Having read the book prior to going to the play, I was surprised at how much I grasped from McLean’s characterization. His performance is truly illuminating. In the book I had to read some passages several times to get Lewis’ meaning. Given that up is down and down is up in Screwtape’s world, and that Lewis was a genius writing to an educated British audience in the early 1940s, some difficulty in reader comprehension is understandable. In the theatrical adaptation, however, McLean’s many physical gestures and gyrations and vocal inflections manage to make the meaning easier to grasp.

The wisdom of C.S. Lewis displayed in the play is just astounding. His ability to explain the human condition in ways that both surprise and ring entirely true makes one feel grateful to inhabit a universe that has objective meaning and standards.

Of course, even Lewis’s brilliant clarity of reasoning may not overcome the arguments of any nearby pagans, but it is not difficult to imagine the average bile-spewing, Christian-hating atheist actually enjoying The Screwtape Letters. It’s difficult to portray Lewis as some backward, benighted Christian ignorantly and fearfully clinging to his religion like an opiate-addicted junky. No, for Lewis, Christian faith clearly accords fully with reason and human experience, and anyone who would argue against him had better come very well prepared indeed, as Screwtape demonstrates vividly in both the book and this superb theatrical adaptation.

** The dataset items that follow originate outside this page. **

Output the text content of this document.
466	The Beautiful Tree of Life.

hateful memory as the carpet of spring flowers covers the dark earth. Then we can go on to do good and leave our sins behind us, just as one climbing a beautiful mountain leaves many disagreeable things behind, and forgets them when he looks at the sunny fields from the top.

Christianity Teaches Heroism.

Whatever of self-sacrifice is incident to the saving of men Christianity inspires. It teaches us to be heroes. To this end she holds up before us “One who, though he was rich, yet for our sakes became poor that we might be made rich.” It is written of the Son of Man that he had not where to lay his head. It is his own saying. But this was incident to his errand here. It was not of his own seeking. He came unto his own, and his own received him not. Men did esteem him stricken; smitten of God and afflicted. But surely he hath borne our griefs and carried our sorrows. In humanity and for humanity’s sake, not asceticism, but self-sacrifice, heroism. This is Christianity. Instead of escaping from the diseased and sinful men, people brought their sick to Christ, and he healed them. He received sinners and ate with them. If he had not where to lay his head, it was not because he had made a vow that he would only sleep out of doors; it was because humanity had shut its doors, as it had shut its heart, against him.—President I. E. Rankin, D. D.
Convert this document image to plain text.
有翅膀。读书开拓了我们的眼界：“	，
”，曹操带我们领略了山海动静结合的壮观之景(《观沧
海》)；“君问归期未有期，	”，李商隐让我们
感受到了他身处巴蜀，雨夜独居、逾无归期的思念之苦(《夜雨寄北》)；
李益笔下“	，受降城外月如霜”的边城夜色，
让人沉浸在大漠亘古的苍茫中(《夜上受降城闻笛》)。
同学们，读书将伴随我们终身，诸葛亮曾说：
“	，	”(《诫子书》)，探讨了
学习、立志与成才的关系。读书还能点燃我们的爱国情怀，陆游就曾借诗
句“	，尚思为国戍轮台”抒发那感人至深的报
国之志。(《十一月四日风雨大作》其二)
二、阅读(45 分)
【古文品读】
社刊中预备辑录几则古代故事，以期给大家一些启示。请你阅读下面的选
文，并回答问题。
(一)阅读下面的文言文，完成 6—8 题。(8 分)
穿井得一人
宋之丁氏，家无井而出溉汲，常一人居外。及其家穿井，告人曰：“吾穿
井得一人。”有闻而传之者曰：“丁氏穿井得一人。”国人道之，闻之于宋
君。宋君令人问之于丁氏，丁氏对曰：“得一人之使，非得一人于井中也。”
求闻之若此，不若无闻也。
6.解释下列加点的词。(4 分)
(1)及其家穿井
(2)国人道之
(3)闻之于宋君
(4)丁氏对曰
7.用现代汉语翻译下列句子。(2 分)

In fact, the transformation of Screwtape from a confident, urbane, sophisticated mentor into a desperate, haunted failure is the most striking aspect of the play. No matter what wiles and instructions Screwtape gives and whatever nefarious means Wormwood employs, the devils eventually lose their subject to the enemy. The dark, desperate, disheveled Screwtape of the drama’s climax realizes that no matter what he does, he is working in the “Enemy’s” territory (God’s creation), relying on lies and perversion to attempt to destroy a world his enemy created and which the devil does not have the power to redefine.

McLean’s bombastic portrayal of this failure is hauntingly gratifying and is superb drama and a moving theatrical experience—at least to followers of “the Enemy.”